Grund für NDR Info, einen Beitrag über ihn auszustrahlen? Ich verfolgte das Programm des Senders den Tag über, soweit es mir möglich war. Am Abend, einem Freitag gegen 19.30 Uhr, nahm ich an, dass nun nichts Neues zu erwarten sei. Das bisher Gesendete und von mir Gehörte war im Ergebnis überschaubar: In keiner Sendung war der Name »Assange« auch nur erwähnt worden. Ich wollte meinem subjektiven Eindruck jedoch nicht trauen und rief beim Sender an und trug mein Anliegen – die einfache »Ja/Nein«-Frage, ob ein Beitrag über Assange gesendet worden sei – der diensthabenden Telefonistin vor. Diese fragte, in befremdetem Ton, nach, ob ich jetzt noch, »am Samstagabend« (!) eine Person aus der Redaktion zu sprechen wolle. Ich stolperte nicht über die Fehlinformation, bekräftigte aber meinen Wunsch, mit der Redaktion verbunden zu werden, und so geschah es.
Anschließend wurde mir bewusst, dass ich womöglich mein Anliegen unterdrückt hätte, in der falschen Überzeugung, es sei schon Sonnabend. Daher rief ich noch einmal beim Sender an, sprach die Fehlinformation an und erreichte immerhin eine Entschuldigung der Telefonistin. Im Hintergrund stand allerdings die Frage, wieweit sie professionell im Abwimmeln potenziell unangenehmer Anrufe geschult war. Ein gewisses Einfühlungsvermögen in dieser Hinsicht war möglicherweise Berufsvoraussetzung (Muster: »Der Herr Direktor ist zurzeit nicht erreichbar«).

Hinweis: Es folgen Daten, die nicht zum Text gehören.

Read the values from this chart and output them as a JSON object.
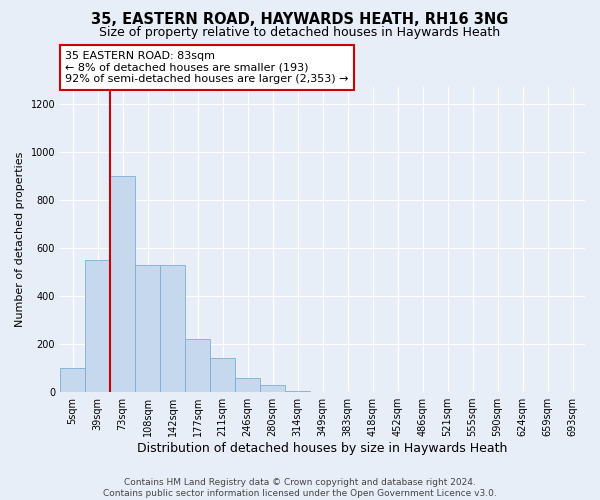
{
  "title": "35, EASTERN ROAD, HAYWARDS HEATH, RH16 3NG",
  "subtitle": "Size of property relative to detached houses in Haywards Heath",
  "xlabel": "Distribution of detached houses by size in Haywards Heath",
  "ylabel": "Number of detached properties",
  "footer_line1": "Contains HM Land Registry data © Crown copyright and database right 2024.",
  "footer_line2": "Contains public sector information licensed under the Open Government Licence v3.0.",
  "bin_labels": [
    "5sqm",
    "39sqm",
    "73sqm",
    "108sqm",
    "142sqm",
    "177sqm",
    "211sqm",
    "246sqm",
    "280sqm",
    "314sqm",
    "349sqm",
    "383sqm",
    "418sqm",
    "452sqm",
    "486sqm",
    "521sqm",
    "555sqm",
    "590sqm",
    "624sqm",
    "659sqm",
    "693sqm"
  ],
  "bar_values": [
    100,
    550,
    900,
    530,
    530,
    220,
    140,
    60,
    30,
    5,
    0,
    0,
    0,
    0,
    0,
    0,
    0,
    0,
    0,
    0,
    0
  ],
  "bar_color": "#c5d8ee",
  "bar_edge_color": "#7aafd4",
  "background_color": "#e8eef8",
  "grid_color": "#ffffff",
  "vline_color": "#cc0000",
  "vline_x_index": 1.5,
  "annotation_line1": "35 EASTERN ROAD: 83sqm",
  "annotation_line2": "← 8% of detached houses are smaller (193)",
  "annotation_line3": "92% of semi-detached houses are larger (2,353) →",
  "annotation_box_facecolor": "#ffffff",
  "annotation_box_edgecolor": "#cc0000",
  "ylim_max": 1270,
  "yticks": [
    0,
    200,
    400,
    600,
    800,
    1000,
    1200
  ],
  "title_fontsize": 10.5,
  "subtitle_fontsize": 9,
  "xlabel_fontsize": 9,
  "ylabel_fontsize": 8,
  "tick_fontsize": 7,
  "annotation_fontsize": 8,
  "footer_fontsize": 6.5
}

Am Montag erreichte mich in meiner Abwesenheit eine Nachricht der Redaktion auf dem AB: Gleich zu Beginn hieß es, es sei in der Tat so, dass Julian Assanges Situation in keinem Beitrag Thema gewesen sei. Allerdings sei Katharina Weiß, Pressesprecherin von »Reporter ohne Grenzen« interviewt worden, »und die setzen sich ja auch für Julian Assange ein«. Der Wikipedia-Artikel über »ROG« enthält einen umfangreichen Abschnitt zum Thema »Kritik«, und selbst, wer nicht alle Punkte überzeugend findet, wird schon ein wenig die Stirn runzeln.
Im dem ca. 3 Minuten langen Interview von NDR Info ging es vorwiegend um die Rangfolge der 180 untersuchten Länder hinsichtlich des Ausmaßes der Pressefreiheit. Das Interview bot Gelegenheit, das Lieblingsthema des Tages – »Cyberspionage«, Russlands natürlich – als eine der Gefahren für die Pressefreiheit darzustellen. Und, ja, die Auskunft, die gleich zu Beginn der AB-Nachricht gegeben worden war, war zutreffend: Julian Assange wurde nicht erwähnt.

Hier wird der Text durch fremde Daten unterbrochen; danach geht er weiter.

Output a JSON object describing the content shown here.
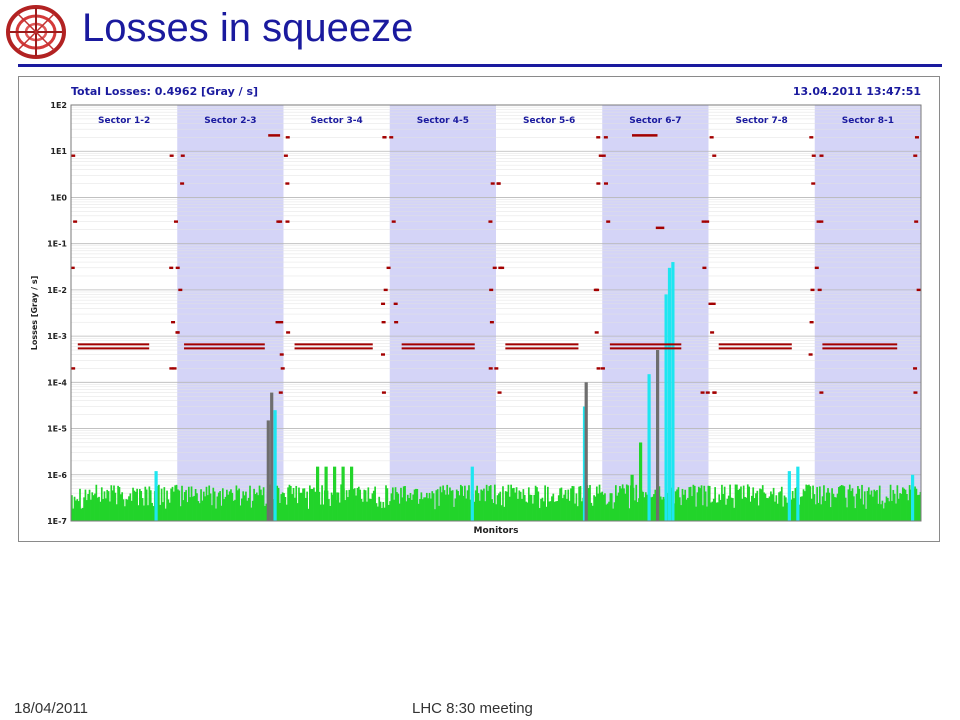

Schon drei Jahre zuvor hatte ich mich am Tag der Pressefreiheit an NDR Info gewandt – und zwar per E-Mail: »Heute, am Tag der Pressefreiheit, möchte ich Ihnen gern etwas mitteilen: Es geht mir um die innere Pressefreiheit, also diejenige innerhalb Ihres Senders. Ihre internen Strukturen, Machtverhältnisse z. B., sind mir naturgemäß nicht bekannt. Auch kann ich Ihnen nur anhand von Beispielen und nicht in systematischer Weise deutlich machen, worum es mir geht.
Ich habe bereits einmal in einem Punkt versucht, Klarheit zu erlangen, und bin damit gescheitert: Es ging mir um die Frage, weshalb zwar alle möglichen Kreiszeitungen, nicht aber die bundesweit verbreitete junge Welt (im Gegensatz z. B. zur taz) in Ihren Pressestimmen nicht erwähnt wird. Das Ergebnis meines Scheiterns habe in einem Artikel (›Beschränkter Rundfunk‹, in: Ossietzky 8/2014) dargestellt.

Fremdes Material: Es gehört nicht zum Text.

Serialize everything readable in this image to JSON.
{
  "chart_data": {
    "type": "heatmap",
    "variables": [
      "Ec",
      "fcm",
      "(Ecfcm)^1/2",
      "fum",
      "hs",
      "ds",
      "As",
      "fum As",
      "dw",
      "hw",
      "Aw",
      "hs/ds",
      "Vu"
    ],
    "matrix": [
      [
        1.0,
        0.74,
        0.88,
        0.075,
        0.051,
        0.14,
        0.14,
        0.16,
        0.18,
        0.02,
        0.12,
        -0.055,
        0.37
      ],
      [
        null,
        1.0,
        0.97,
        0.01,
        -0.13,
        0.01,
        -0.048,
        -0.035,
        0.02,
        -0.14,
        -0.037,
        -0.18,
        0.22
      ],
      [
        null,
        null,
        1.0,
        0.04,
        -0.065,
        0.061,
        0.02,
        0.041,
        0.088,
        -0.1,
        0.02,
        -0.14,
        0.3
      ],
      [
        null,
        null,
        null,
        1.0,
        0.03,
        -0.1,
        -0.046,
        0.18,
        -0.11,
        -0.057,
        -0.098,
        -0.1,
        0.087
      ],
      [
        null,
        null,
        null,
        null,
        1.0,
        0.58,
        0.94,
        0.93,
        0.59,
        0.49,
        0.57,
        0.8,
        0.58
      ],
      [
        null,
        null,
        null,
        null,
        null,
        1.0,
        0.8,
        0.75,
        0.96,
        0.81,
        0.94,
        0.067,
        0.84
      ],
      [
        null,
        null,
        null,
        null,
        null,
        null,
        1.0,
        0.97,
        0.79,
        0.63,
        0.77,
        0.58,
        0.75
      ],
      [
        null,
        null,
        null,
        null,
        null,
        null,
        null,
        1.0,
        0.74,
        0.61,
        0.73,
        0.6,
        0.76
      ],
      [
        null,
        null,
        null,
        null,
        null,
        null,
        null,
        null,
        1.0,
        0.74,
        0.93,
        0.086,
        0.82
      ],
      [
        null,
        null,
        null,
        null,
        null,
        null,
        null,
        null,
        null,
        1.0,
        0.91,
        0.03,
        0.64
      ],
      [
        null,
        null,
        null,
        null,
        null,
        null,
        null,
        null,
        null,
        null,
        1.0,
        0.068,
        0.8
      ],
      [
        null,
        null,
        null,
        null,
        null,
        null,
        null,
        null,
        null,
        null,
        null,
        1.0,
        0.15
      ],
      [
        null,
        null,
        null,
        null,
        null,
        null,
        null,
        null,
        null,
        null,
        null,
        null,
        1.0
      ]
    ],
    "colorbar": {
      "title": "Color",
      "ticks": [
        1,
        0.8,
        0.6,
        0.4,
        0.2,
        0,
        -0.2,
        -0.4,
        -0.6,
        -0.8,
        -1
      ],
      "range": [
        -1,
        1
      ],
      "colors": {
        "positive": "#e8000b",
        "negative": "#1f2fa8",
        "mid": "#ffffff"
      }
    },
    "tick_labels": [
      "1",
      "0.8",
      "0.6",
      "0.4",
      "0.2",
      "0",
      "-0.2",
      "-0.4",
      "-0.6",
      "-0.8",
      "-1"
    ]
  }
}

Natürlich hätte ich mir die Frage auch selbst beantworten können: Die jW wird im VS-Bericht erwähnt. Hier nun aber kommt das Thema ›innere Pressefreiheit‹ ins Spiel: Wie stark sind die Versuche, dem so entstandenen Tabu zu widerstehen und dem Phänomen des ›Meutenjournalismus‹– ein Ausdruck, der zur Zeit der Jugoslawienkriege geprägt worden ist – entgegenzuwirken. Meine Vermutungen lassen mich pessimistisch werden. Hierfür nur zwei Beispiele, das erste von heute: In der internationalen Presseschau am Mittag werden drei Zeitungen mit derselben gegen die russische Politik gerichteten Tendenz zitiert. Es wird nicht berücksichtigt, dass die zugrundeliegenden Nachrichten journalistisch von Geheimdienst(des)informationen und politisch von einer Tendenz zur Aufrüstung der Nato geprägt sind. Das zweite Beispiel betrifft eine länger zu beobachtende Tendenz, die inhaltlich mit der ersten zusammenhängt: Über Nawalny wird laufend und dazu unkritisch berichtet; über die mangelhafte medizinische Behandlung Mumia Abu Jamal im Gefängnis, in dem er nun schon fast 40 Jahre sitzt, nichts, oder jedenfalls so wenig, dass es mir entgangen sein muss.«
Bleibt die Frage: Lohnt es sich, sich beim Sender zu beschweren? Wohl eher nicht; umso mehr, einen kleinen Bericht für Ossietzky zu schreiben. Dies tat ich damals nicht, wartete vielmehr einige Wochen lang auf eine Antwort des Senders. Da ich wochenlang keine Antwort erhalten hatte, hakte ich schließlich mit einer zweiten Mail nach, u. a. wegen der Nichterwähnung der Repression gegen die jW: »Ich habe in der Zwischenzeit erleben müssen, dass zwar überregionale Zeitungen und Zeitschriften (taz, SZ, nd, SPIEGEL) über das Thema ›Überwachung und Brandmarkung der überregionalen Tageszeitung junge Welt durch den Verfassungsschutz‹ berichtet haben; auf NDR Info habe ich nichts dergleichen vernommen, und dabei höre ich den Sender NDR Info regelmäßig und nicht nur punktuell.« Immerhin erhielt ich hierzu eine Antwort. Ein Detail erscheint aus heutiger Sicht wie ein schlechter Scherz: »Vielen Dank für Ihre Rückmeldung zu unserem Programm. Inhaltlich kann ich Ihnen nur zum Teil zustimmen: über das Bundesverfassungsgericht und die Zeitung junge Welt haben wir tatsächlich nicht berichtet, damals standen bei uns die Unruhen im Gaza-Streifen im Fokus.« Naja.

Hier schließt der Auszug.